Eventi01 marzo 2019

Il Mărțișor, il regalo dei romeni per il 1 marzo

Il Mărțișor, il passaggio dal antico talismano al gioiello di una tradizione romena.

Martisor

Martisor

C’era un tempo in cui la gente viveva in piena purezza e semplicità, quando i gesti ed i riti erano un imitatio della natura, quado le madri adornavano le teste delle loro figlie con dei fiori di campo mentre le parole degli anziani erano arricchite con delle allegorie poetiche. Tra le feste che hanno conosciuto le prime pagine della storia si numera anche la festa del mărțișor che è una delle feste più amate dai romeni e che si festeggia il 1 marzo.

Il mărțișor è una festa precristiana presente nello spazio carpatico e nelle zone limitrofe, ma festeggiata anche dai romani e dagli altri popoli che l’hanno adottato.
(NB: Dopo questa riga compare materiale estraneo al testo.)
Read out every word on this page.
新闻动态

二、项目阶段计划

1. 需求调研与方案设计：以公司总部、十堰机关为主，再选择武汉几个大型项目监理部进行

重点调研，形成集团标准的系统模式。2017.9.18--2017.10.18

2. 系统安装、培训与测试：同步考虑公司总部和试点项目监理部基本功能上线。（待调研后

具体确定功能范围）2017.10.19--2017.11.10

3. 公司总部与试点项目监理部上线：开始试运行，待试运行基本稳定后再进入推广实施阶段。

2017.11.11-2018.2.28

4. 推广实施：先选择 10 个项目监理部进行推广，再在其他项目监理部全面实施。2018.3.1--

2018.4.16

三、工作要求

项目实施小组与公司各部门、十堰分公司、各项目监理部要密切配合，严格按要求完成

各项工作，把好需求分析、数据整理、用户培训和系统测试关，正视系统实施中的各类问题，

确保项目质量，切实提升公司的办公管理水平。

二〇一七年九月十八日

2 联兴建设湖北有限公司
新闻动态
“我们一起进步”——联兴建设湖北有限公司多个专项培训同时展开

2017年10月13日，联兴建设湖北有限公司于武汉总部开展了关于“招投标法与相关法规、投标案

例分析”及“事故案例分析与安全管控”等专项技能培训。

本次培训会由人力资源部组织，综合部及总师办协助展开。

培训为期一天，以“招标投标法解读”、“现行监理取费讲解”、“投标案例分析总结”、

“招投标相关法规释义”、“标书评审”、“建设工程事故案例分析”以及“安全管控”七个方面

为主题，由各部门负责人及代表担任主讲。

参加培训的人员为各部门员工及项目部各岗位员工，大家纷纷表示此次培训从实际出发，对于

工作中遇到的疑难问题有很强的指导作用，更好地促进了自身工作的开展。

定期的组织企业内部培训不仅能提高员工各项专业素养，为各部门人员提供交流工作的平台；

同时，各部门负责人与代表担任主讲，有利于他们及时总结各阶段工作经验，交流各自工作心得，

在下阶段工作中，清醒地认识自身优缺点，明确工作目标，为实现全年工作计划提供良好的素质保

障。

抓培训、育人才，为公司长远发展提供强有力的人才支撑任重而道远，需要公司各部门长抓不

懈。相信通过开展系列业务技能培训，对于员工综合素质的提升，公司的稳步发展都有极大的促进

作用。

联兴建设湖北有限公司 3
Il calendario popolare geto-dacico aveva due stagioni, l’estate e l’inverno, perché la primavera e l’autunno erano considerate delle stagioni di passaggio, cosicché il 1 marzo coincideva con l’inizio del nuovo anno agrario che si celebrava in primavera.

Il mărțișor, secondo l’usanza romena, era una moneta d’oro o d’argento a cui si legava un filo rosso o un intreccio di fili bianchi e rossi o un intreccio di fili d’argento e d’oro che i genitori lo appendevano al collo o alla mano dei loro figli prima del sorgere del sole. La moneta significava l’abbondanza, mentre i fili bianchi-rossi rappresentavano l’unità dei contrari tra estate e inverno, tra caldo e freddo, tra luce e buio, tra fertilità e sterilità. Seconde delle leggende, il laccio del mărțișor sarebbe stato filato da Baba Dochia e rappresentava il filo dei 365 o 366 giorni dell’anno.
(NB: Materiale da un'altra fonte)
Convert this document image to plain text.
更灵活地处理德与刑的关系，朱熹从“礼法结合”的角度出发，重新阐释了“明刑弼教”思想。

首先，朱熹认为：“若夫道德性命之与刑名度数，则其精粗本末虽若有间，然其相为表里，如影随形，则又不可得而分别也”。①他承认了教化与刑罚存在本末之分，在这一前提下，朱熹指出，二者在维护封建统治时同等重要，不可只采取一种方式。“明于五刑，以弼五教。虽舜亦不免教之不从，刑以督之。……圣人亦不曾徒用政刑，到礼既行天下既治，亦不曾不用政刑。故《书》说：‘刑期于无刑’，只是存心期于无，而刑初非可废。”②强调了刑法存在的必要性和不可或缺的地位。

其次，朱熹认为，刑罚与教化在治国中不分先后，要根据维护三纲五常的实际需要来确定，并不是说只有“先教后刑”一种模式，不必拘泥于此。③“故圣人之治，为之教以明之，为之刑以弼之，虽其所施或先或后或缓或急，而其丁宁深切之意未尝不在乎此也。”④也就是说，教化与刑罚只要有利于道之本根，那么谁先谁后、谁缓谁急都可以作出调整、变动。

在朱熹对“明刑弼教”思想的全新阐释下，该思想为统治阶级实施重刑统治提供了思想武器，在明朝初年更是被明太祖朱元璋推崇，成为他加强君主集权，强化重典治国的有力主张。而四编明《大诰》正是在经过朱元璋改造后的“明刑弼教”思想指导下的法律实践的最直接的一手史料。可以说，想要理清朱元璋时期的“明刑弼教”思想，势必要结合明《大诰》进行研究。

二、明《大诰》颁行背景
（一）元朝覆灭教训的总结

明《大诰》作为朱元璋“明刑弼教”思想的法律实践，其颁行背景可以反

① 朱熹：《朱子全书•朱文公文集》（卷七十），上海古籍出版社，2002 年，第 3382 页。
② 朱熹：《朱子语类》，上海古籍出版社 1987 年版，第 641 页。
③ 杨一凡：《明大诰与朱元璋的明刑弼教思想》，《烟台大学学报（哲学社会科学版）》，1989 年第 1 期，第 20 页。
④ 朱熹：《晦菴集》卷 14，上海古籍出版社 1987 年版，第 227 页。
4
Lo scopo del appendere la monetina d’oro o d’argento al collo o alla mano dei bambini era di proteggerli dalle malattie, di essere sani e puliti tutto l’anno e di avere tanta fortuna.
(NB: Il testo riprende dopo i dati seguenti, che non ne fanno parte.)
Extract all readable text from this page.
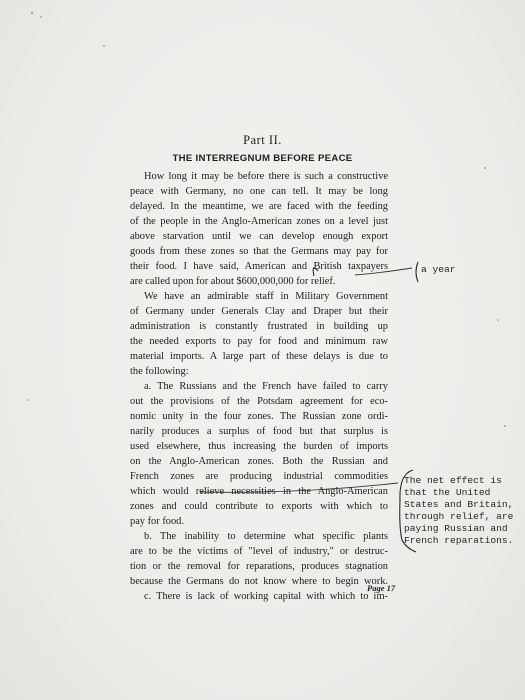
Part II.
THE INTERREGNUM BEFORE PEACE
How long it may be before there is such a constructive
peace with Germany, no one can tell. It may be long
delayed. In the meantime, we are faced with the feeding
of the people in the Anglo-American zones on a level just
above starvation until we can develop enough export
goods from these zones so that the Germans may pay for
their food. I have said, American and British taxpayers
are called upon for about $600,000,000 for relief.
We have an admirable staff in Military Government
of Germany under Generals Clay and Draper but their
administration is constantly frustrated in building up
the needed exports to pay for food and minimum raw
material imports. A large part of these delays is due to
the following:
a. The Russians and the French have failed to carry
out the provisions of the Potsdam agreement for eco-
nomic unity in the four zones. The Russian zone ordi-
narily produces a surplus of food but that surplus is
used elsewhere, thus increasing the burden of imports
on the Anglo-American zones. Both the Russian and
French zones are producing industrial commodities
which would relieve necessities in the Anglo-American
zones and could contribute to exports with which to
pay for food.
b. The inability to determine what specific plants
are to be the victims of "level of industry," or destruc-
tion or the removal for reparations, produces stagnation
because the Germans do not know where to begin work.
c. There is lack of working capital with which to im-
Page 17
a year
The net effect is
that the United
States and Britain,
through relief, are
paying Russian and
French reparations.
Quanto tempo era tenuto il mărțișor al collo o alla mano variava una zona all’altra. Certi bambini lo tenevano 12 giorni per poi legarlo ad un ramo di un albero giovane. Se in quell’anno l’albero andava bene allora si credeva che il bambino avrà una bella vita. Altri bambini lo tenevano affinché vedevano il primo albero fiorito ed allora lo legavano apposta all’albero per essere belli e sani come i fiori di quell’albero. O altri ancora lo tenevano affinché vedevano arrivare le prime cicogne buttandoli a presso mentre si facevano gli auguri di salute e abbondanza. Mentre in Muntenia il mărțișor era portato fino al fine di marzo quando il filo era legato ad una rosa e con la moneta si comprava pane bianco e formaggio per la coloratura bianca del viso e vino per avere le guance rosse come il vino e la rosa.

Nei giorni odierni il mărțișor anche se viene sostituito sempre di più con gioielli costosi rimane sempre una tradizione che racchiude il fascino del talismano destinato a portare fortuna e regalato per il capodanno insieme agli auguri di buona salute, di tanta felicità e amore.